EC meets to hammer out budget, policy problems

He is normally the diplomat's diplomat, eschewing hyperbole for hyper-calm. But earlier this month Belgium's foreign minister, L'eo Tindemans, lost it. ``Europe is not going well,'' he huffed. ``I feel like giving up.''

The source of Mr. Tindemans's despair lay in the continuing failure of European Community (EC) government ministers to resolve their perennial squabbles over financing and get on with the broader business of building a better Europe.

After months of acrimonious debate among agriculture and finance ministers, heads of government from the 12 EC nations will gather here today and tomorrow - as one observer put it hopefully - ``to take the bull by the horns.''

Three problems need urgent attention, officials here point out: this year's yawning budget shortfall (some $6 billion); excessive spending on agricultural production (which eats up more than two-thirds of the EC's $42 billion budget); and reform of the community's financing system for next year and beyond.

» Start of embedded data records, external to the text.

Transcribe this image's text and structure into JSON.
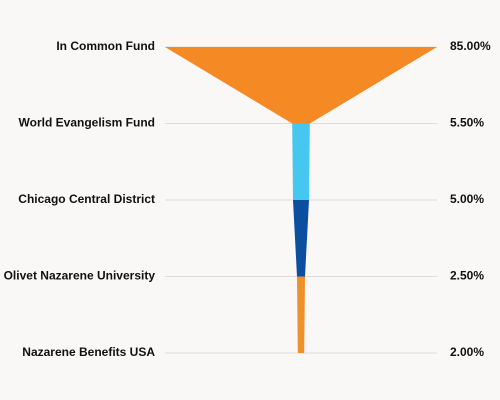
{
  "chart_data": {
    "type": "funnel",
    "categories": [
      "In Common Fund",
      "World Evangelism Fund",
      "Chicago Central District",
      "Olivet Nazarene University",
      "Nazarene Benefits USA"
    ],
    "values": [
      85,
      5.5,
      5,
      2.5,
      2
    ],
    "value_labels": [
      "85.00%",
      "5.50%",
      "5.00%",
      "2.50%",
      "2.00%"
    ],
    "segment_colors": [
      "#f58a25",
      "#45c7f0",
      "#0d4f9f",
      "#f0902d"
    ]
  }
}
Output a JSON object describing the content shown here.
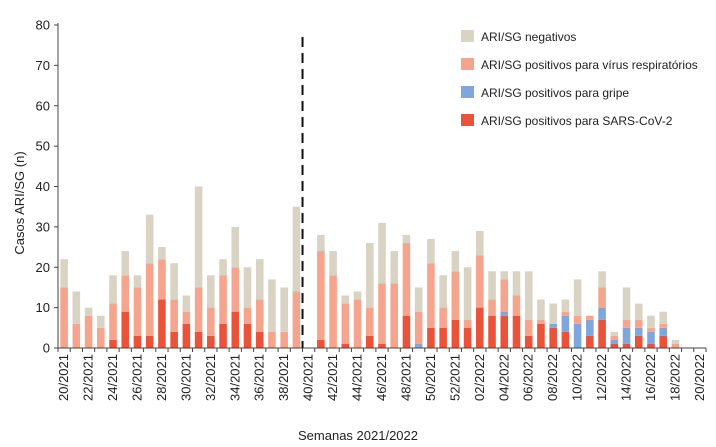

No one believes that EC leaders will spend this two-day meeting deciding how much to spend, and on what. In fact, the EC foreign ministers this past week abandoned any effort to tackle the details of the community's budget crisis. In a preparatory meeting for the summit, the ministers decided to create an agenda that would address the crisis only in general terms. But the leaders will be called on to break the EC's policymaking logjam - ``to lay down the thrust of future development,'' as Jacques Delors, the European Commission president, put it earlier this month.

The current dispute within the EC runs broadly along north-south lines. Britain and other northern nations refuse to further fill the EC coffers until there's an agreement to halt agricultural overspending and adhere to stricter budgetary discipline. Southern countries like Spain, Portugal, and Greece say the EC's rich north should do even more for the poor south.

Earlier this year, Mr. Delors set off on a tour of EC capitals to try to sell a plan drafted by the European Commission - the EC's policy-proposing body - to increase resources and introduce a system of strict budget discipline. But that plan was shot down quickly by rich EC member countries as unworkable. Then this past week, Belgian Prime Minister Wilfried Martens, the summit's host, followed Delors's footsteps - this time in search of compromise among governments. He found nothing much new.

Some reports suggest that West German Chancellor Helmut Kohl - whose government has been holding up agreement on proposals to cut EC farm prices, arguing that a slash in farmers's incomes would be devastating - plans to counter critics by presenting a package of new measures at the summit aimed at closing this year's budget gap.

Beyond that, there is little hope here that the summit will beat a path through the thicket of conflict to point the way to new horizons of unity, even though the stakes for not doing so continue to rise.